Equal pay for equal work solves a couple of challenges with the market rate compensation philosophy:
- There will always be exceptions to the data. No matter how scientific or unscientific your approach is, some people will come out better than others because the compensation is variable.
- If someone moves, they might have to take a pay cut. They work just as many hours, and their work is the exact same quality, but the company has determined the work is now worth less. If your city’s market rate is low, the company keeps the upside.
Over the years at Help Scout, I ran into each of the above challenges several times. I also had to take a pay cut when I moved from Boston to Boulder in 2017. Over time, we got quite a bit of feedback from employees about the geography variable. So in 2018, we updated our salary formula and removed geography as a consideration.
A magical thing happened: Everyone was happy, and everyone thought it was fair.
Why is it fair? Because all work has a fixed value to the business, irrespective of geography. It’s math — we should all know what we can afford to pay an employee to produce a certain type of work. If an employee working from Argentina, Ukraine, or South Africa is making a killing relative to the person delivering the exact same business value from New York City, it’s not the business’ concern — just as what they spend on an apartment is not our concern. I’m paying a price for a job to be done well and the value is the same to me.
It turns out Basecamp, one of the OG remote cultures, offers equal pay for equal work:
“Basecamp pays at the top 10% for our industry at San Francisco salary levels, regardless of where an employee lives. The comparison data is provided by a company called Radford that polls compensation data from all the major companies in our industry and plenty of our smaller peers as well.
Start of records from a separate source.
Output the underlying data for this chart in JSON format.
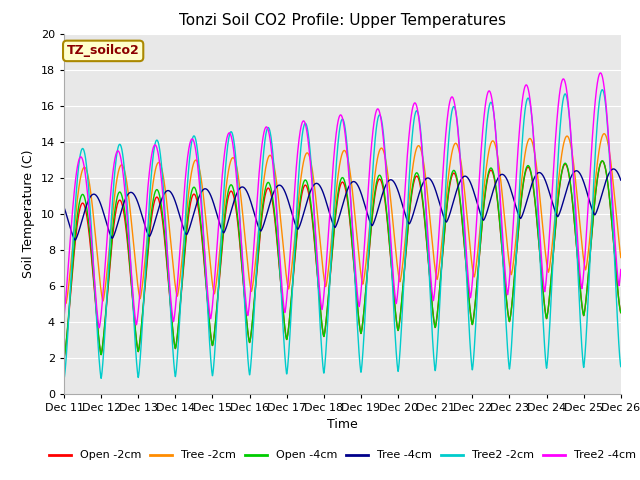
{
  "title": "Tonzi Soil CO2 Profile: Upper Temperatures",
  "xlabel": "Time",
  "ylabel": "Soil Temperature (C)",
  "ylim": [
    0,
    20
  ],
  "annotation_text": "TZ_soilco2",
  "annotation_color": "#8B0000",
  "annotation_bg": "#FFFFCC",
  "annotation_edge": "#AA8800",
  "bg_color": "#E8E8E8",
  "grid_color": "#FFFFFF",
  "series": [
    {
      "label": "Open -2cm",
      "color": "#FF0000"
    },
    {
      "label": "Tree -2cm",
      "color": "#FF8C00"
    },
    {
      "label": "Open -4cm",
      "color": "#00CC00"
    },
    {
      "label": "Tree -4cm",
      "color": "#00008B"
    },
    {
      "label": "Tree2 -2cm",
      "color": "#00CCCC"
    },
    {
      "label": "Tree2 -4cm",
      "color": "#FF00FF"
    }
  ],
  "title_fontsize": 11,
  "label_fontsize": 9,
  "tick_fontsize": 8,
  "legend_fontsize": 8
}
Because we don’t pay bonuses, we match our base compensation to the base + bonus of our peer group.”
At Help Scout, our formula pays between the top 10-25% depending on the role, but the geographical benchmark is different. We align with the “second tier” markets such as Boston, New York, and Seattle.
As of today, it’s not financially viable for us to compete for talent in the San Francisco/Silicon Valley region, and therein lies the problem. Many remote companies want to have their cake and eat it, too: They want access to talent in the region, but they can’t afford it for everyone, so they introduce a market rate philosophy. Leadership in these companies often live and work in San Francisco, but I wonder if they might feel differently if they were subject to lower pay for the same work. When I moved and took a pay cut, it didn’t feel great.
In my opinion, the market rate philosophy reinforces norms that were meant to be made irrelevant by remote work. We say that remote work has no borders, but the compensation philosophy still ties people to the most expensive geographies if they want to be compensated equitably alongside their peers.
Is it time to reconsider your remote compensation philosophy?
In the years, decades, and generations to come, if remote companies decided to adopt an equal pay for equal work compensation philosophy, the impact would be profound. The 29% of tech talent looking to leave San Francisco could do just that without thinking twice about their job or taking a pay cut. Talented tech workers everywhere else could be compensated solely on the value of their work. And remote work would start shaping the future of globalism to a much greater degree.
As someone who’s passionate about remote work and creating a playbook for future generations of entrepreneurs, I believe remote companies should reconsider their market rate policy. I can’t speak for companies with multiple office “hubs,” but if you are “all-remote” or “remote-first,” it doesn’t seem fair to consider geography as a factor unless the work’s intrinsic value is variable dependent on geography (a Lyft driver, for instance, should be paid based on geography).
Even if the status quo doesn’t change, I’d like to be part of a constructive dialogue about the right way to do this. I’m eager to learn from other people’s perspectives on the topic.